Quizás el mayor desafío de este dilema no sea el salvajismo terrorista, por muy criminal y aterrador que resulte, sino el hecho de que un alto porcentaje de quienes huyen de sus países, gobernados, empobrecidos y arrasados por el fundamentalismo, contra toda lógica, pretenden instalar en los países que los reciben las mismas reglas de juego que destruyeron sus naciones de origen y los obligaron a pedir refugio.

El respeto por las otras culturas, que es en mi opinión uno de los grandes valores de occidente, ha tomado en las últimas décadas un sesgo totalmente equivocado, que ha llevado a considerar casi una obligación tolerar de forma estúpida e infantil la intolerancia.

Ejemplos sobran. Con su habitual ingenio, Gustavo Laterza reunió, en su columna del pasado domingo, por un lado algunos de los más aterradores, como los miles de penas de muerte, ejecuciones sumarias y hasta lapidaciones por motivos baladíes o la justificación de masacres infames en nombre de Dios y, por otra parte, una selección de los más disparatados y ridículos.

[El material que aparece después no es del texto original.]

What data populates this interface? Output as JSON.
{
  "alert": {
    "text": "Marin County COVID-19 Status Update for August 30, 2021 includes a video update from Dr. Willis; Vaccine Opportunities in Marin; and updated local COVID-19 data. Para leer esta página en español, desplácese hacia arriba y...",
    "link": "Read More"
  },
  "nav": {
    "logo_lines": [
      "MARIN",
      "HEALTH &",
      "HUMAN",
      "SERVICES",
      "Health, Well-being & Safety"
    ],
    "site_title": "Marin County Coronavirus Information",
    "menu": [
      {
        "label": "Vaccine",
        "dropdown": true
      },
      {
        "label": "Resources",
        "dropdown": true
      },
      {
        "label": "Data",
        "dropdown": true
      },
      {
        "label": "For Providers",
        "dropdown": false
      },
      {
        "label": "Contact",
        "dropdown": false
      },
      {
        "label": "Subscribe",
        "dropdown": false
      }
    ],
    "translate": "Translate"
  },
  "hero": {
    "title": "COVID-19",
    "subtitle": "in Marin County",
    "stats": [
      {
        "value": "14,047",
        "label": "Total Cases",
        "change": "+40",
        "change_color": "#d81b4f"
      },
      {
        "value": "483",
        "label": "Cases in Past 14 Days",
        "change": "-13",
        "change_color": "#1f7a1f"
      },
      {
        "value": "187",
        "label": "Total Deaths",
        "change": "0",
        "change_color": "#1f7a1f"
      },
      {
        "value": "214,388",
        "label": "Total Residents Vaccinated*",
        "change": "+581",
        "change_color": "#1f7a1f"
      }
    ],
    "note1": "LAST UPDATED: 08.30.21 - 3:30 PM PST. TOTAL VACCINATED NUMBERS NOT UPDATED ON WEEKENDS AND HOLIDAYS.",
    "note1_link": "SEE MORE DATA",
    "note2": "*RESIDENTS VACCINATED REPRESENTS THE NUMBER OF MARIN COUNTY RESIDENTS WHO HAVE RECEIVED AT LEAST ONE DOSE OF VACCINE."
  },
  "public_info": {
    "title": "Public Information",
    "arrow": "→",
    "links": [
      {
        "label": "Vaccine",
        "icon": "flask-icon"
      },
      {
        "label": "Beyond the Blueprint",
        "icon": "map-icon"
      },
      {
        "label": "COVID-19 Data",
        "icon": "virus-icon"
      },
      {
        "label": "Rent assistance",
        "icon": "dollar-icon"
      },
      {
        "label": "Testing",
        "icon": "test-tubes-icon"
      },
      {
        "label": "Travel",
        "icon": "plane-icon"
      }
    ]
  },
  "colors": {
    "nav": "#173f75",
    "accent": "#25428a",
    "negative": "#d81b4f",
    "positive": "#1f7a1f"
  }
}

Hablando de ejemplos disparatados, no se puede pasar por alto los protagonizados por el presidente iraní, Hassan Ruhani, en su visita a Italia, como la exigencia de no servir vino en las comidas o tapar las obras de arte “pecaminosas” para visitar un museo que, aunque parezca mentira, incluía tapar los genitales de las esculturas de caballos. Al gobernante iraní no se le ocurrió, por lo visto, pedir que se cerraran las iglesias durante su estadía en Europa. Quizás la próxima vez.

Lo más disparatado es que varios gobiernos europeos hayan cedido, en nombre de la tolerancia, a tan intolerantes exigencias. Así no se demuestra tolerancia sino que se promueve la intolerancia. Así, con esa actitud complaciente, se generan situaciones descabelladas, como que cuando un grupo de jóvenes refugiados musulmanes acosaron a mujeres, la policía alemana no se atreviera a aplicar la ley y defender a las víctimas, en nombre del respeto a la cultura de los victimarios.

Ángela Merkel hizo lo correcto ante una crisis humanitaria, pero esos y otros incidentes similares están minando su prestigio y fortaleciendo en cambio la posición de los gobiernos que cerraron sus fronteras a los refugiados.

La lucha contra el terrorismo fundamentalista es solo uno de los campos de batalla contra la intolerancia y posiblemente no sea el más importante. La actitud complaciente ante la pretensión de imponer la intolerancia claudica, renuncia a la defensa de nuestros grandes valores, entre ellos la tolerancia y el respeto a la diversidad de ideas y creencias; en consecuencia, fortalece al terrorismo.